Input: ([(1, 'dog'), (2, 'cat'), (2, 'dog'), (4, 'cat'), (5, 'ant')], [(1, 4, 2)])
Expected Output: [['cat', 'dog']]
Explanation: Between timestamps 1 and 4 inclusive, cat appears 2 times and dog appears 2 times. The tie is broken lexicographically, so cat comes first.
Input: ([(1, 'x'), (5, 'y')], [(2, 4, 3), (1, 5, 5)])
Expected Output: [[], ['x', 'y']]
Explanation: The first query range contains no logs. In the second query, x and y both appear once, and k is larger than the number of distinct messages.
Input: ([], [(1, 10, 2)])
Expected Output: [[]]
Explanation: There are no log events, so every query returns an empty list.

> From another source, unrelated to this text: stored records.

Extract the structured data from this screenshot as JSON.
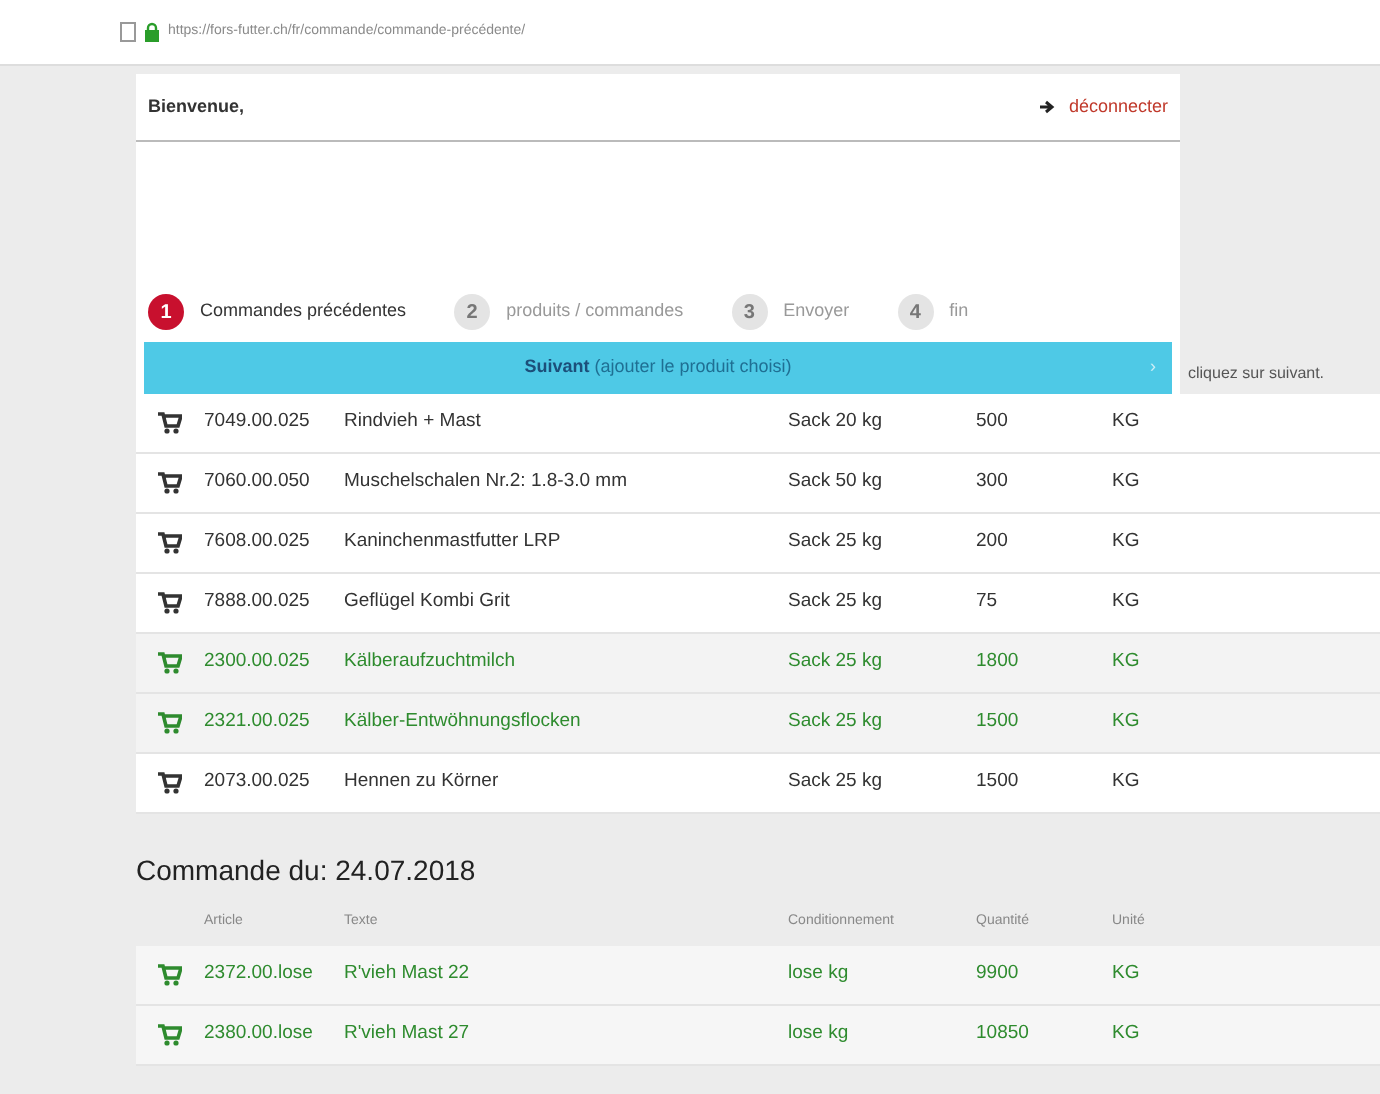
{
  "address_bar": {
    "url": "https://fors-futter.ch/fr/commande/commande-précédente/"
  },
  "header": {
    "greeting": "Bienvenue,",
    "logout": "déconnecter"
  },
  "side_note": "cliquez sur suivant.",
  "steps": [
    {
      "number": "1",
      "label": "Commandes précédentes",
      "selected": true
    },
    {
      "number": "2",
      "label": "produits / commandes",
      "selected": false
    },
    {
      "number": "3",
      "label": "Envoyer",
      "selected": false
    },
    {
      "number": "4",
      "label": "fin",
      "selected": false
    }
  ],
  "next_bar": {
    "label": "Suivant",
    "hint": "(ajouter le produit choisi)",
    "icon": "›"
  },
  "table": {
    "rows": [
      {
        "code": "7049.00.025",
        "name": "Rindvieh + Mast",
        "package": "Sack 20 kg",
        "quantity": "500",
        "unit": "KG",
        "highlighted": false
      },
      {
        "code": "7060.00.050",
        "name": "Muschelschalen Nr.2: 1.8-3.0 mm",
        "package": "Sack 50 kg",
        "quantity": "300",
        "unit": "KG",
        "highlighted": false
      },
      {
        "code": "7608.00.025",
        "name": "Kaninchenmastfutter LRP",
        "package": "Sack 25 kg",
        "quantity": "200",
        "unit": "KG",
        "highlighted": false
      },
      {
        "code": "7888.00.025",
        "name": "Geflügel Kombi Grit",
        "package": "Sack 25 kg",
        "quantity": "75",
        "unit": "KG",
        "highlighted": false
      },
      {
        "code": "2300.00.025",
        "name": "Kälberaufzuchtmilch",
        "package": "Sack 25 kg",
        "quantity": "1800",
        "unit": "KG",
        "highlighted": true
      },
      {
        "code": "2321.00.025",
        "name": "Kälber-Entwöhnungsflocken",
        "package": "Sack 25 kg",
        "quantity": "1500",
        "unit": "KG",
        "highlighted": true
      },
      {
        "code": "2073.00.025",
        "name": "Hennen zu Körner",
        "package": "Sack 25 kg",
        "quantity": "1500",
        "unit": "KG",
        "highlighted": false
      }
    ]
  },
  "order": {
    "title": "Commande du: 24.07.2018",
    "columns": [
      "Article",
      "Texte",
      "Conditionnement",
      "Quantité",
      "Unité"
    ],
    "rows": [
      {
        "code": "2372.00.lose",
        "name": "R'vieh Mast 22",
        "package": "lose kg",
        "quantity": "9900",
        "unit": "KG",
        "highlighted": true
      },
      {
        "code": "2380.00.lose",
        "name": "R'vieh Mast 27",
        "package": "lose kg",
        "quantity": "10850",
        "unit": "KG",
        "highlighted": true
      }
    ]
  }
}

Input: ([(1, 'm'), (1, 'm'), (2, 'n'), (3, 'm'), (3, 'n')], [(1, 1, 2), (3, 3, 1), (1, 3, 2)])
Expected Output: [['m'], ['m'], ['m', 'n']]

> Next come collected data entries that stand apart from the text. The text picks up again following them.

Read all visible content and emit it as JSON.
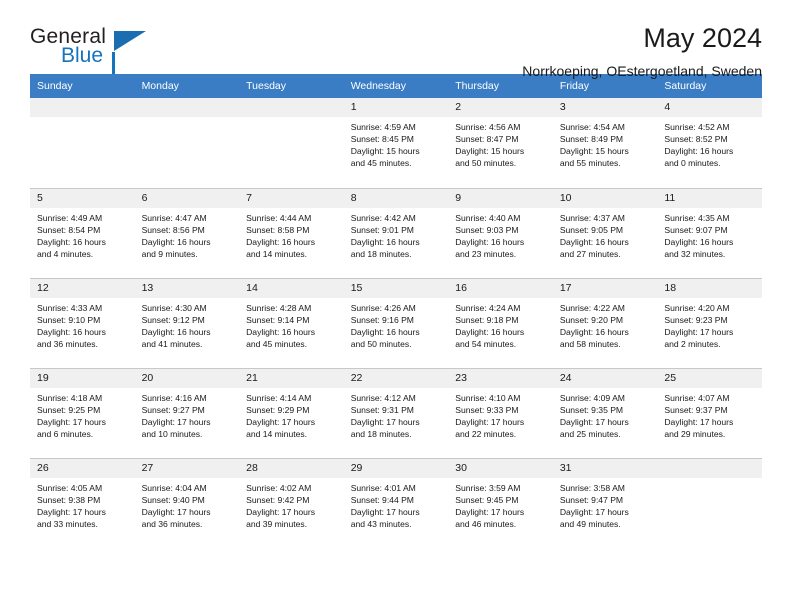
{
  "brand": {
    "name_part1": "General",
    "name_part2": "Blue",
    "logo_icon": "triangle-flag-icon"
  },
  "header": {
    "title": "May 2024",
    "subtitle": "Norrkoeping, OEstergoetland, Sweden"
  },
  "colors": {
    "header_blue": "#3b7dc4",
    "brand_blue": "#1574bb",
    "daynum_bg": "#f0f0f0",
    "grid_line": "#c8c8c8"
  },
  "weekday_headers": [
    "Sunday",
    "Monday",
    "Tuesday",
    "Wednesday",
    "Thursday",
    "Friday",
    "Saturday"
  ],
  "labels": {
    "sunrise": "Sunrise:",
    "sunset": "Sunset:",
    "daylight": "Daylight:"
  },
  "weeks": [
    [
      {
        "day": "",
        "empty": true
      },
      {
        "day": "",
        "empty": true
      },
      {
        "day": "",
        "empty": true
      },
      {
        "day": "1",
        "sunrise": "Sunrise: 4:59 AM",
        "sunset": "Sunset: 8:45 PM",
        "daylight_l1": "Daylight: 15 hours",
        "daylight_l2": "and 45 minutes."
      },
      {
        "day": "2",
        "sunrise": "Sunrise: 4:56 AM",
        "sunset": "Sunset: 8:47 PM",
        "daylight_l1": "Daylight: 15 hours",
        "daylight_l2": "and 50 minutes."
      },
      {
        "day": "3",
        "sunrise": "Sunrise: 4:54 AM",
        "sunset": "Sunset: 8:49 PM",
        "daylight_l1": "Daylight: 15 hours",
        "daylight_l2": "and 55 minutes."
      },
      {
        "day": "4",
        "sunrise": "Sunrise: 4:52 AM",
        "sunset": "Sunset: 8:52 PM",
        "daylight_l1": "Daylight: 16 hours",
        "daylight_l2": "and 0 minutes."
      }
    ],
    [
      {
        "day": "5",
        "sunrise": "Sunrise: 4:49 AM",
        "sunset": "Sunset: 8:54 PM",
        "daylight_l1": "Daylight: 16 hours",
        "daylight_l2": "and 4 minutes."
      },
      {
        "day": "6",
        "sunrise": "Sunrise: 4:47 AM",
        "sunset": "Sunset: 8:56 PM",
        "daylight_l1": "Daylight: 16 hours",
        "daylight_l2": "and 9 minutes."
      },
      {
        "day": "7",
        "sunrise": "Sunrise: 4:44 AM",
        "sunset": "Sunset: 8:58 PM",
        "daylight_l1": "Daylight: 16 hours",
        "daylight_l2": "and 14 minutes."
      },
      {
        "day": "8",
        "sunrise": "Sunrise: 4:42 AM",
        "sunset": "Sunset: 9:01 PM",
        "daylight_l1": "Daylight: 16 hours",
        "daylight_l2": "and 18 minutes."
      },
      {
        "day": "9",
        "sunrise": "Sunrise: 4:40 AM",
        "sunset": "Sunset: 9:03 PM",
        "daylight_l1": "Daylight: 16 hours",
        "daylight_l2": "and 23 minutes."
      },
      {
        "day": "10",
        "sunrise": "Sunrise: 4:37 AM",
        "sunset": "Sunset: 9:05 PM",
        "daylight_l1": "Daylight: 16 hours",
        "daylight_l2": "and 27 minutes."
      },
      {
        "day": "11",
        "sunrise": "Sunrise: 4:35 AM",
        "sunset": "Sunset: 9:07 PM",
        "daylight_l1": "Daylight: 16 hours",
        "daylight_l2": "and 32 minutes."
      }
    ],
    [
      {
        "day": "12",
        "sunrise": "Sunrise: 4:33 AM",
        "sunset": "Sunset: 9:10 PM",
        "daylight_l1": "Daylight: 16 hours",
        "daylight_l2": "and 36 minutes."
      },
      {
        "day": "13",
        "sunrise": "Sunrise: 4:30 AM",
        "sunset": "Sunset: 9:12 PM",
        "daylight_l1": "Daylight: 16 hours",
        "daylight_l2": "and 41 minutes."
      },
      {
        "day": "14",
        "sunrise": "Sunrise: 4:28 AM",
        "sunset": "Sunset: 9:14 PM",
        "daylight_l1": "Daylight: 16 hours",
        "daylight_l2": "and 45 minutes."
      },
      {
        "day": "15",
        "sunrise": "Sunrise: 4:26 AM",
        "sunset": "Sunset: 9:16 PM",
        "daylight_l1": "Daylight: 16 hours",
        "daylight_l2": "and 50 minutes."
      },
      {
        "day": "16",
        "sunrise": "Sunrise: 4:24 AM",
        "sunset": "Sunset: 9:18 PM",
        "daylight_l1": "Daylight: 16 hours",
        "daylight_l2": "and 54 minutes."
      },
      {
        "day": "17",
        "sunrise": "Sunrise: 4:22 AM",
        "sunset": "Sunset: 9:20 PM",
        "daylight_l1": "Daylight: 16 hours",
        "daylight_l2": "and 58 minutes."
      },
      {
        "day": "18",
        "sunrise": "Sunrise: 4:20 AM",
        "sunset": "Sunset: 9:23 PM",
        "daylight_l1": "Daylight: 17 hours",
        "daylight_l2": "and 2 minutes."
      }
    ],
    [
      {
        "day": "19",
        "sunrise": "Sunrise: 4:18 AM",
        "sunset": "Sunset: 9:25 PM",
        "daylight_l1": "Daylight: 17 hours",
        "daylight_l2": "and 6 minutes."
      },
      {
        "day": "20",
        "sunrise": "Sunrise: 4:16 AM",
        "sunset": "Sunset: 9:27 PM",
        "daylight_l1": "Daylight: 17 hours",
        "daylight_l2": "and 10 minutes."
      },
      {
        "day": "21",
        "sunrise": "Sunrise: 4:14 AM",
        "sunset": "Sunset: 9:29 PM",
        "daylight_l1": "Daylight: 17 hours",
        "daylight_l2": "and 14 minutes."
      },
      {
        "day": "22",
        "sunrise": "Sunrise: 4:12 AM",
        "sunset": "Sunset: 9:31 PM",
        "daylight_l1": "Daylight: 17 hours",
        "daylight_l2": "and 18 minutes."
      },
      {
        "day": "23",
        "sunrise": "Sunrise: 4:10 AM",
        "sunset": "Sunset: 9:33 PM",
        "daylight_l1": "Daylight: 17 hours",
        "daylight_l2": "and 22 minutes."
      },
      {
        "day": "24",
        "sunrise": "Sunrise: 4:09 AM",
        "sunset": "Sunset: 9:35 PM",
        "daylight_l1": "Daylight: 17 hours",
        "daylight_l2": "and 25 minutes."
      },
      {
        "day": "25",
        "sunrise": "Sunrise: 4:07 AM",
        "sunset": "Sunset: 9:37 PM",
        "daylight_l1": "Daylight: 17 hours",
        "daylight_l2": "and 29 minutes."
      }
    ],
    [
      {
        "day": "26",
        "sunrise": "Sunrise: 4:05 AM",
        "sunset": "Sunset: 9:38 PM",
        "daylight_l1": "Daylight: 17 hours",
        "daylight_l2": "and 33 minutes."
      },
      {
        "day": "27",
        "sunrise": "Sunrise: 4:04 AM",
        "sunset": "Sunset: 9:40 PM",
        "daylight_l1": "Daylight: 17 hours",
        "daylight_l2": "and 36 minutes."
      },
      {
        "day": "28",
        "sunrise": "Sunrise: 4:02 AM",
        "sunset": "Sunset: 9:42 PM",
        "daylight_l1": "Daylight: 17 hours",
        "daylight_l2": "and 39 minutes."
      },
      {
        "day": "29",
        "sunrise": "Sunrise: 4:01 AM",
        "sunset": "Sunset: 9:44 PM",
        "daylight_l1": "Daylight: 17 hours",
        "daylight_l2": "and 43 minutes."
      },
      {
        "day": "30",
        "sunrise": "Sunrise: 3:59 AM",
        "sunset": "Sunset: 9:45 PM",
        "daylight_l1": "Daylight: 17 hours",
        "daylight_l2": "and 46 minutes."
      },
      {
        "day": "31",
        "sunrise": "Sunrise: 3:58 AM",
        "sunset": "Sunset: 9:47 PM",
        "daylight_l1": "Daylight: 17 hours",
        "daylight_l2": "and 49 minutes."
      },
      {
        "day": "",
        "empty": true
      }
    ]
  ]
}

Explanation: This checks duplicate timestamps and inclusive boundaries. At time 1, only m appears. At time 3, m and n both appear once, so m wins the tie. Across [1, 3], m appears 3 times and n appears 2 times.
Input: ([(1, 'b'), (2, 'a'), (3, 'b'), (4, 'a'), (5, 'c'), (6, 'a')], [(1, 6, 2), (2, 5, 3)])

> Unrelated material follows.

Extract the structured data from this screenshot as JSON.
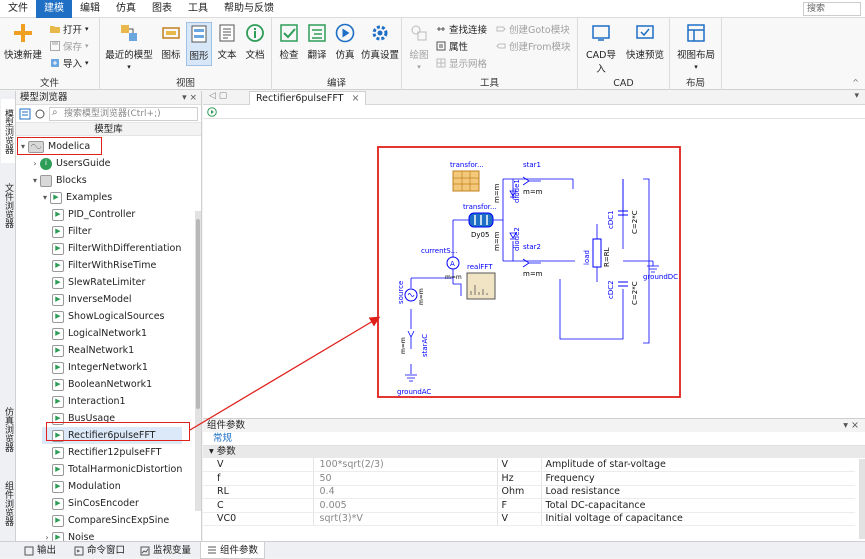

Expected Output: [['a', 'b'], ['a', 'b', 'c']]
Explanation: Across all logs, a appears 3 times, b 2 times, and c 1 time. In [2, 5], a appears 2 times while b and c appear once each, so b comes before c lexicographically.
Hints
- Store all timestamps for each message in a hash map. Then use binary search to count how many times that message appears inside a query range.
- After computing the counts for a query, put `(-count, message)` into a heap so the most frequent message comes out first, and lexicographically smaller messages win ties.